Some developers (in this case, Dreamworks Interactive) actually used their creativity to create a graphical style that had the look of a cutting-edge 3D game, but actually having a traditional 2D game environment such as the Lucas Arts adventure games.
The Neverhood (aka Klaymen) used clay animation to create an engaging and comical gameplay experience that is still worth playing. Like traditional adventure games, there is quite a bit of puzzle-solving in addition to comical elements. With this quirky game, however, there is next to no dialoge — instead our characters simply delight us with their priceless expressions.
“But there are a few things that we should perhaps warn you about. There is only one place in the game where you can die, and it is clearly marked. Just believe them when they tell you, and don’t try it unless you save first. Also the game has a built in randomizer, so many of the puzzles won’t have the same solution twice. This means that you must solve them yourself. You won’t find the solutions in walkthroughs, just suggestions about how to approach them.
Most of the buttons and switches, etc, that you see along the way all do something, but often it’s in a remote location and you can’t immediately see the results. So it’s important for you to understand that, unlike in most games, these all operate like a light switch… that is, they’re either off or on. So when you encounter one that doesn’t seem to do anything, make sure that you hit it only once, or you’ll be turning it back off again.”
Mr. Bill’s Adventureland
“Oddly enough, The Neverhood found a fair bit of popularity in Japan. Over there, it was was released on the Playstation under the moniker “Klaymen Klaymen”. Aside from the language, there are a few notable differences between it and the original PC version. The resolution needed to be downgraded, but it still looks pretty good, and most of the animation is intact. It being on the Playstation, there are a LOT of loading times where there weren’t any before, such as between screens, and even when Klaymen does his animations when he’s holding still. This is annoying, but what makes it even more so is that the music starts over every time it happens. There is also a bit of a tutorial when you start the game.
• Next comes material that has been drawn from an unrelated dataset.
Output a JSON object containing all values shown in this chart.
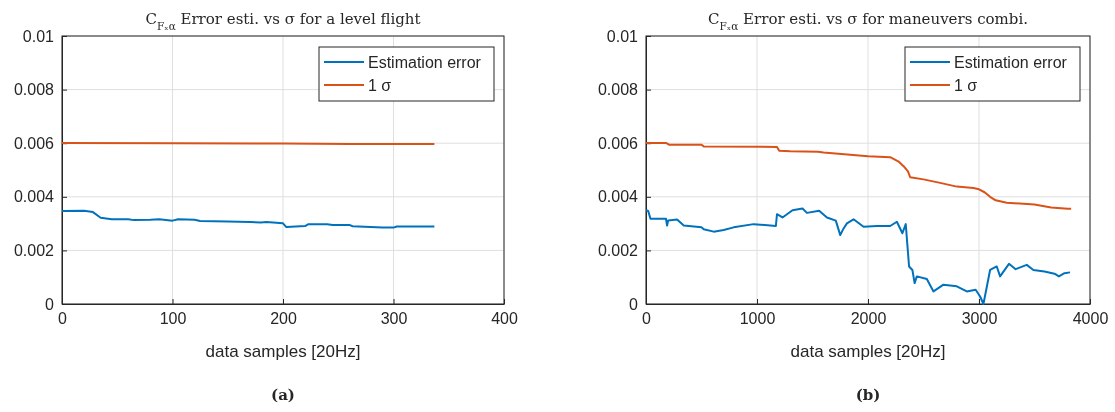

It mainly consists of little signs saying something like, “Push the circle button here!” so it’s not all that special. The voices are also in Japanese, but sadly, they’re very monotone and completely lack the soul that the American voices had. Probably the sole positive addition is the sound test in the options menu, which is really the only thing this version has going for it.”
Hardcore Gaming 101
“Neverhood is a ‘novelty’ game if ever there was one. It’s quirky and quaint with one of the cutest characters around. So it doesn’t have an inventory and the cursor is limited so your control is limited, but somehow I found it in my heart to forgive these ‘shortcomings’. It’s so visually captivating it’s one of those games where it’s not a good idea to load it up and show it off to your visitors to introduce them to computer game playing, because you’ll never get rid of them.”